I have a hard enough time keeping myself upright when attempting to boat a sizable fish. I can't imagine having two people shifting weight in the opposite directions. Wet wife = nasty life..or happy night life...depending on how you look at it..


----------



## Hopper (Jun 17, 2002)

We have no problem getting one for each of us. That is why I asked. We know nothing and just want a good starting point.


----------



## jetfishn (Feb 7, 2007)

Check out a couple of the Mini X kayaks or 10 ft Manta ray models if you want good portability and are not gonna paddle long distances.


----------



## mdelletro (Jun 22, 2007)

I big factor is what you want to spend??


----------



## TugCapn (Jun 18, 2007)

*Heritage Kayaks*

I would recommend you go to www.heritagekayaks.com. They make a great 1&2 person yak, they are very stable and will make a great first kayak. My personal opinion buy 1 for each of you......YOU"LL THANK ME LATER. ......PEACE OUT


----------



## mdelletro (Jun 22, 2007)

It seems the Liquid logic and the Wilderness systems and to some extent the heritage are almost the same boat...
I have the manta ray and a good friend has an ocean kayak. The manta ray is much drier more comfortable and faster than the ocean kayak.
the ocean kayak seems to have a thicker hull than the manta rays.. 
this may help


http://www.kayakfishingstuff.com
http://www.topkayaker.net/KayakData/BuyGuides/KayakChoice.html

http://canoekayak.com/gear/kayaks/FishingKayakReview/


----------



## can't fish today (Oct 8, 2003)

> How east is it for one person to handle a two person kayak.

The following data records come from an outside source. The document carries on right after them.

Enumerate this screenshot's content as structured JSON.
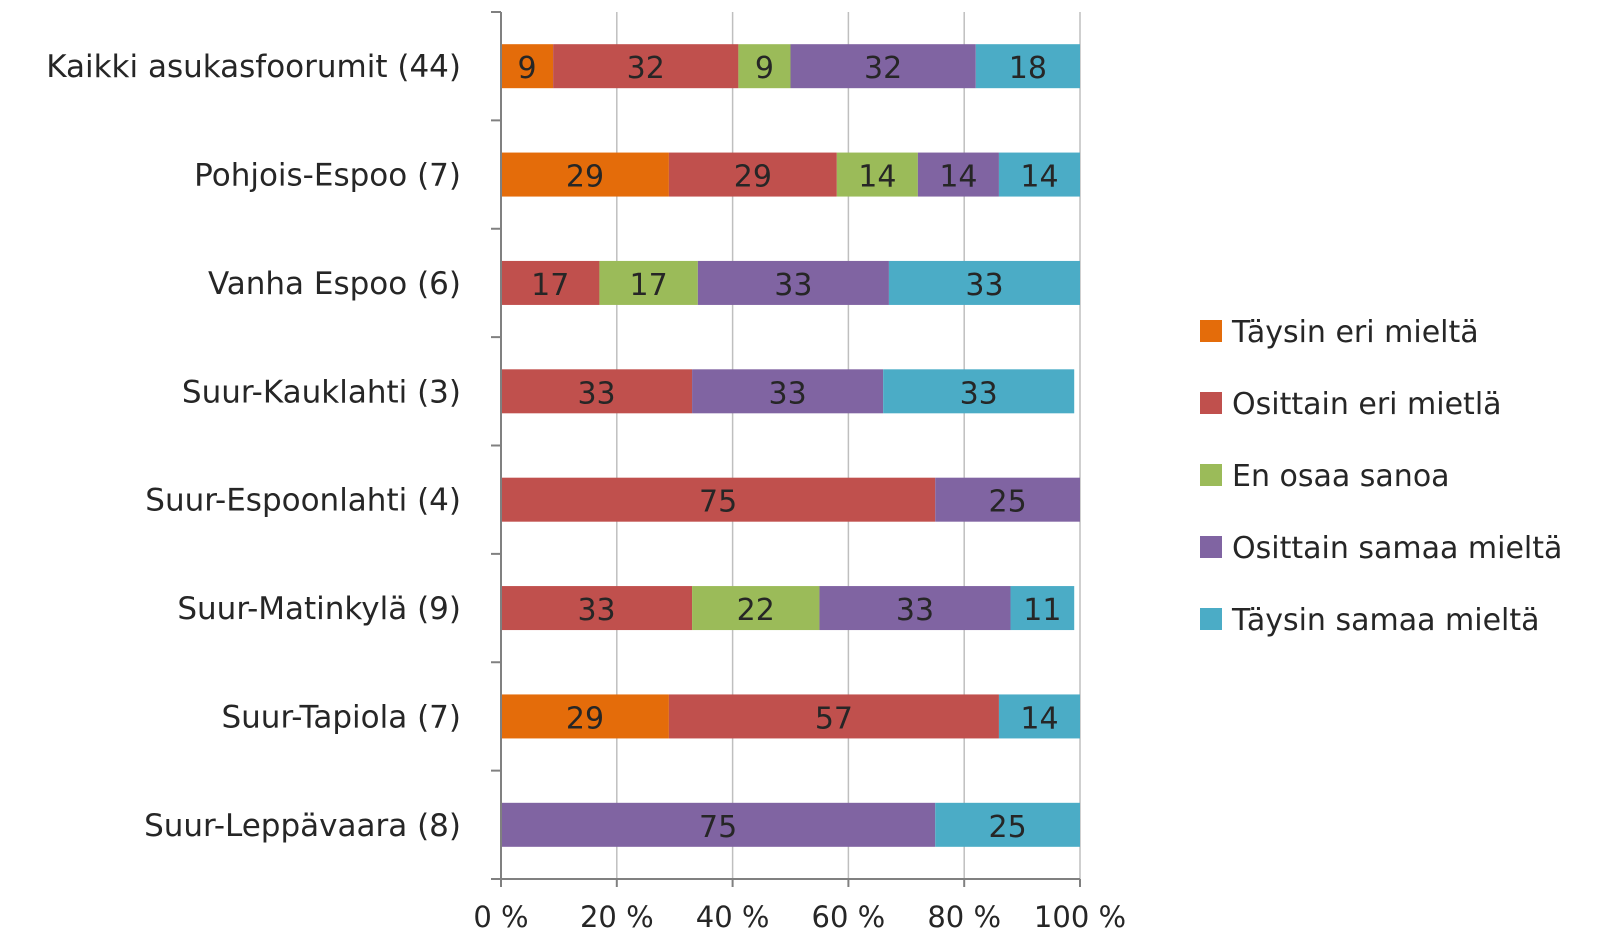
{
  "chart_data": {
    "type": "bar",
    "orientation": "horizontal",
    "stacked": "percent",
    "title": "",
    "xlabel": "",
    "ylabel": "",
    "xlim": [
      0,
      100
    ],
    "x_ticks": [
      "0 %",
      "20 %",
      "40 %",
      "60 %",
      "80 %",
      "100 %"
    ],
    "grid": "vertical major gridlines",
    "legend_position": "right",
    "categories": [
      "Kaikki asukasfoorumit (44)",
      "Pohjois-Espoo (7)",
      "Vanha Espoo (6)",
      "Suur-Kauklahti (3)",
      "Suur-Espoonlahti (4)",
      "Suur-Matinkylä (9)",
      "Suur-Tapiola (7)",
      "Suur-Leppävaara (8)"
    ],
    "series": [
      {
        "name": "Täysin eri mieltä",
        "color": "#E46C0A",
        "values": [
          9,
          29,
          0,
          0,
          0,
          0,
          29,
          0
        ]
      },
      {
        "name": "Osittain eri mietlä",
        "color": "#C0504D",
        "values": [
          32,
          29,
          17,
          33,
          75,
          33,
          57,
          0
        ]
      },
      {
        "name": "En osaa sanoa",
        "color": "#9BBB59",
        "values": [
          9,
          14,
          17,
          0,
          0,
          22,
          0,
          0
        ]
      },
      {
        "name": "Osittain samaa mieltä",
        "color": "#8064A2",
        "values": [
          32,
          14,
          33,
          33,
          25,
          33,
          0,
          75
        ]
      },
      {
        "name": "Täysin samaa mieltä",
        "color": "#4BACC6",
        "values": [
          18,
          14,
          33,
          33,
          0,
          11,
          14,
          25
        ]
      }
    ]
  }
}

Awful, trust me. It maneuvers about like a paper box would.


----------



## fishbait (Nov 11, 2005)

I just purchased a Cobra Fish-N-Dive. It's a one person kayak, but the hull is the same hull as their tandem kayak. The nice thing for me is that I don't usually bring my wife out fishing, but I'd like to have the ability to bring her out on the lake near my house. I also want to be able to bring my kids once in a while. The F-n-D has a small rear facing seat that allows a second person to join you, but I'm betting it won't be comfortable for any extended period of time. If you fish with your wife a lot, I don't recommend this, but if it's just once in a while, then it may work for you. BTW, it's rated to handle up to 600 lbs in case you are worried about putting 2 people on a one person kayak.


----------